だから毎年、終戦記念日を強く意識しなくてはいけない。

そして、子ども時代の夏を思い出さなくてはいけない。

私の子ども時代は、戦争体験者が圧倒的に多かった。

祖父母を中心に、大人たちは寄るとさわると戦時中の話をしていた。

幸いなことに、私の身内には戦死者がいない。

父方の伯父二人が二度戦争に行ったが、生きて帰ってきた。

伯父の一人は、敵の捕虜を殺すよう上官に命令されたが、どうしてもできなかったそうだ。

「俺はどうしても、人を殺すことだけはできなかった」と、繰り返し語っていたという。

伯父は私が大学生のとき、62歳で亡くなった。

丸顔の、いつもニコニコした、優しい伯父だった。

終戦時、父は16歳、母は12歳だった。

父の家は釧路空襲があったにもかかわらず焼け残り、樺太にいた母の一家は、昭和22年に財産のほとんどを樺太に残し、引き揚げ船で引き揚げてきた。
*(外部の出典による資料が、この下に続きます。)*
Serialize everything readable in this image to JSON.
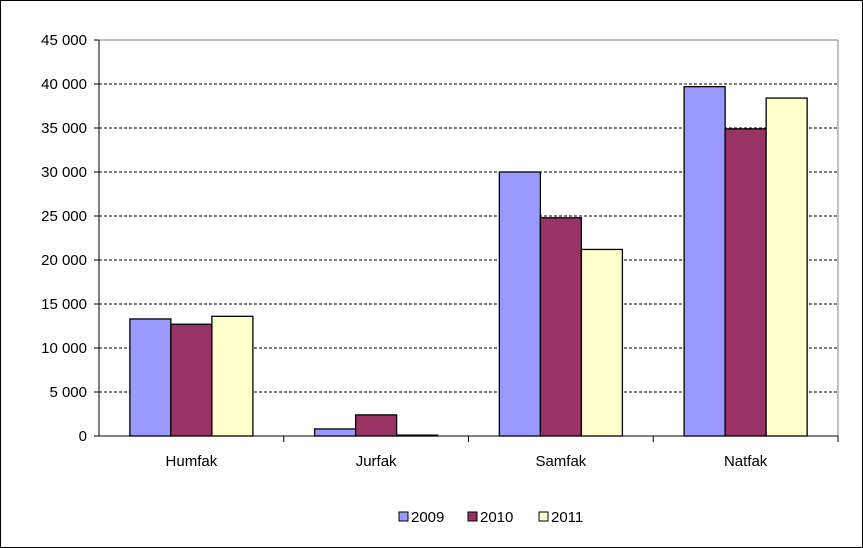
{
  "chart_data": {
    "type": "bar",
    "categories": [
      "Humfak",
      "Jurfak",
      "Samfak",
      "Natfak"
    ],
    "series": [
      {
        "name": "2009",
        "color": "#9999ff",
        "values": [
          13300,
          800,
          30000,
          39700
        ]
      },
      {
        "name": "2010",
        "color": "#993366",
        "values": [
          12700,
          2400,
          24800,
          34900
        ]
      },
      {
        "name": "2011",
        "color": "#ffffcc",
        "values": [
          13600,
          100,
          21200,
          38400
        ]
      }
    ],
    "yticks": [
      "0",
      "5 000",
      "10 000",
      "15 000",
      "20 000",
      "25 000",
      "30 000",
      "35 000",
      "40 000",
      "45 000"
    ],
    "ylim": [
      0,
      45000
    ],
    "ytick_step": 5000,
    "grid": "horizontal dashed",
    "legend_position": "bottom",
    "plot_background": "#ffffff"
  }
}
母の家はもともと岩手県の地主だったが、日露戦争後、南樺太が日本の領土になったとき、「一旗揚げるために」私の曾祖父が樺太に渡った。

生涯、労働というものをしたことのない人だそうだが、戦後、GHQの農地解放により、土地のほとんどを失った。

戦後、岩手も戻って間もなく亡くなったそうなので、先祖伝来の土地を失ったショックが大きかったのかも知れない。
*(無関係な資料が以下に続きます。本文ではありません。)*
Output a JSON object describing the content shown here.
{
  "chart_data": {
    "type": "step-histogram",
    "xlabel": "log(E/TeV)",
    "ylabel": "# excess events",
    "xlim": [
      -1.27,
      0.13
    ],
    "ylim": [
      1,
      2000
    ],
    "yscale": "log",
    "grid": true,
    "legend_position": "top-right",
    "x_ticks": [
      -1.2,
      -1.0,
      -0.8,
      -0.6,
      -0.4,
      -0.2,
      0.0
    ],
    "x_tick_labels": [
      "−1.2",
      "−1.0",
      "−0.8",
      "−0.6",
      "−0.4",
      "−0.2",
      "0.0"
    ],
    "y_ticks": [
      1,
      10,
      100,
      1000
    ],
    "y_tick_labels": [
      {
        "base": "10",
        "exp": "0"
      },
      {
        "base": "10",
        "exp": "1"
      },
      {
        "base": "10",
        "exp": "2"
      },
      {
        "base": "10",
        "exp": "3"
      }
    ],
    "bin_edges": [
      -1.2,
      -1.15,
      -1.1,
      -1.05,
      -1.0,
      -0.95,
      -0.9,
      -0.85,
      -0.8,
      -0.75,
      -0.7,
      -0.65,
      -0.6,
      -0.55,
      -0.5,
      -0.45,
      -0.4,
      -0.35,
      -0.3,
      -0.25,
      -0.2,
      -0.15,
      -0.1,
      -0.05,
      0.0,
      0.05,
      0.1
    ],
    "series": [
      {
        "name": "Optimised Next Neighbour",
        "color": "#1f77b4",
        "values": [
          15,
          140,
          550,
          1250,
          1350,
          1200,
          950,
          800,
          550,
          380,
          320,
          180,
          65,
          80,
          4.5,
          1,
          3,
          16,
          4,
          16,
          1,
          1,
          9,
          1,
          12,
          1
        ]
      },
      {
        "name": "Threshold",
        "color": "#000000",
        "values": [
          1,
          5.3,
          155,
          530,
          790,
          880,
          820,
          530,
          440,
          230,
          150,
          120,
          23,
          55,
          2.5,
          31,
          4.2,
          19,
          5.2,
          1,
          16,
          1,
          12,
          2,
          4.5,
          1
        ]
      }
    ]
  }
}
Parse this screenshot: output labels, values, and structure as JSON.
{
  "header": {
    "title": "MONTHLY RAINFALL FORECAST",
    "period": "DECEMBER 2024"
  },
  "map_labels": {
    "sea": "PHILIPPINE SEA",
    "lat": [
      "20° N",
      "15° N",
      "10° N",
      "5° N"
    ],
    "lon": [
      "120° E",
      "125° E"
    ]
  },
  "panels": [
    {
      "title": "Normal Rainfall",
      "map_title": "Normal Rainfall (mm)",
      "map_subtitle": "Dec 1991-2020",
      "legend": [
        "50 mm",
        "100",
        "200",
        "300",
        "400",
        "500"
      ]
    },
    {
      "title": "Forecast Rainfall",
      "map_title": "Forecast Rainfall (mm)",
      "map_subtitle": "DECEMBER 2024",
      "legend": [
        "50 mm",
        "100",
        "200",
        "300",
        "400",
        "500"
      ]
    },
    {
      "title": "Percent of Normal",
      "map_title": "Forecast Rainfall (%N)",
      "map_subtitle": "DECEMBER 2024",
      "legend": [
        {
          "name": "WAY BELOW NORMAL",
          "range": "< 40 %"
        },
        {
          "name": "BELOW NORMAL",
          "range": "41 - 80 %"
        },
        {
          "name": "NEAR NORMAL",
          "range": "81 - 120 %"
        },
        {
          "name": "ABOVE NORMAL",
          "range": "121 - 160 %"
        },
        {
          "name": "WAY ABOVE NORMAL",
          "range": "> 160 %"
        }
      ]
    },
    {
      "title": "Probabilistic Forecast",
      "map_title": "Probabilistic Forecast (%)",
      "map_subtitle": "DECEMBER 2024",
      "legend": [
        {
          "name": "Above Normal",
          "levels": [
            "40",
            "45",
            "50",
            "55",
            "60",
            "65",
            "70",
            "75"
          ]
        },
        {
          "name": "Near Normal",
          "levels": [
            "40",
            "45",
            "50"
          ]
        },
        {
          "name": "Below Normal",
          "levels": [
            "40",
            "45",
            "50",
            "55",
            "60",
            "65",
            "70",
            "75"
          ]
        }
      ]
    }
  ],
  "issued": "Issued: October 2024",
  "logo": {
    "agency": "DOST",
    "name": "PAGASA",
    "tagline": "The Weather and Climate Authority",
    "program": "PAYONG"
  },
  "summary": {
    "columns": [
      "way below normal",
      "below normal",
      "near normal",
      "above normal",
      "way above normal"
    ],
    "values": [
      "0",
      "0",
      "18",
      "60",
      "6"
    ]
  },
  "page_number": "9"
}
母の一家は、時代の波に翻弄され、もはや岩手にとどまることもできず、親戚のつてをたどって北海道に渡った。

北海道内でも、父母の出会いの地である釧路に定住するまで、何か所か転々としたらしい。

母は北海道の身内を訪ねる以外、旅行というものにまったく興味を示さなかった。

生前、私はそんな母が不思議で、「自分自身で世間を狭くしている人だ」と内心、批判的だったが、今になるとよくわかる。
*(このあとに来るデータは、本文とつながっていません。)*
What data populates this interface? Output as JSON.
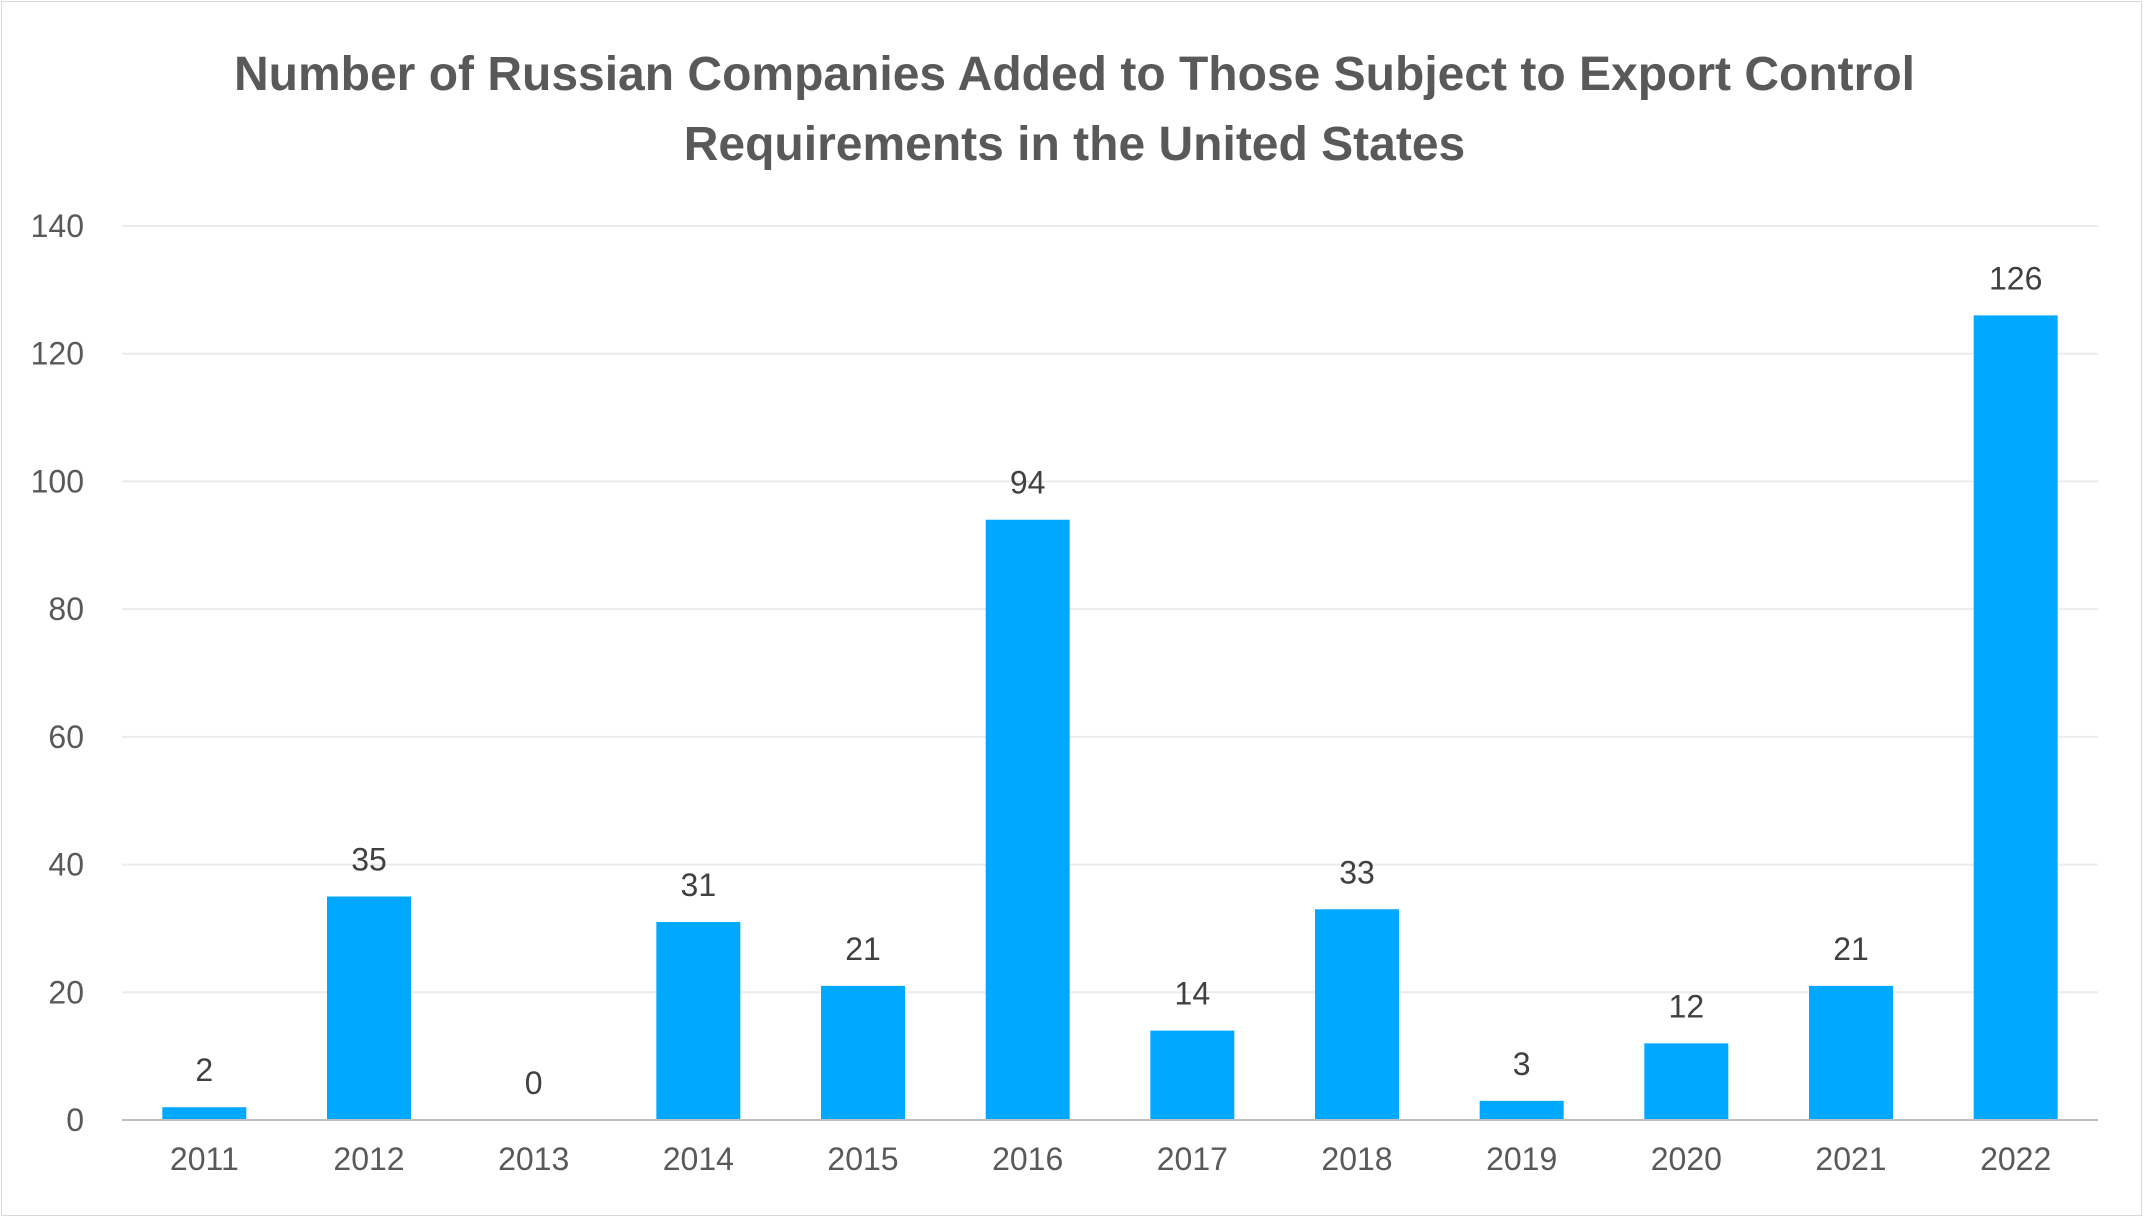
{
  "chart_data": {
    "type": "bar",
    "title": "Number of Russian Companies Added to Those Subject to Export Control Requirements in the United States",
    "categories": [
      "2011",
      "2012",
      "2013",
      "2014",
      "2015",
      "2016",
      "2017",
      "2018",
      "2019",
      "2020",
      "2021",
      "2022"
    ],
    "values": [
      2,
      35,
      0,
      31,
      21,
      94,
      14,
      33,
      3,
      12,
      21,
      126
    ],
    "value_labels": [
      "2",
      "35",
      "0",
      "31",
      "21",
      "94",
      "14",
      "33",
      "3",
      "12",
      "21",
      "126"
    ],
    "ylim": [
      0,
      140
    ],
    "yticks": [
      0,
      20,
      40,
      60,
      80,
      100,
      120,
      140
    ],
    "ytick_labels": [
      "0",
      "20",
      "40",
      "60",
      "80",
      "100",
      "120",
      "140"
    ],
    "grid": true,
    "legend": "none",
    "bar_color": "#00a8ff",
    "xlabel": "",
    "ylabel": ""
  }
}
勉強が好きで、学業に励みたかった時期にあちこち転々とする羽目になり、受けたい教育も受けられなかった母にとって、「何を好き好んで、あちこちに行かなくちゃならないのよ?そんなのもうまっぴら」という気持ちが強かったのではないか。

少女期に一生分、放浪し尽くしたのだ、きっと。

「今の子は幸せだ。好きなだけ勉強ができて、好きなものが食べられて」とよく口にしていた父母。

そのありがたみもわからないほど、平和な時代に育ち、大人になってこうして生きている私は、幸せ者です。

その平和の礎を築いてくださった、先人たちに深い感謝を捧げます。

そして、先の戦争で犠牲になった多くの方たちの魂が、どうか安らかでありますように。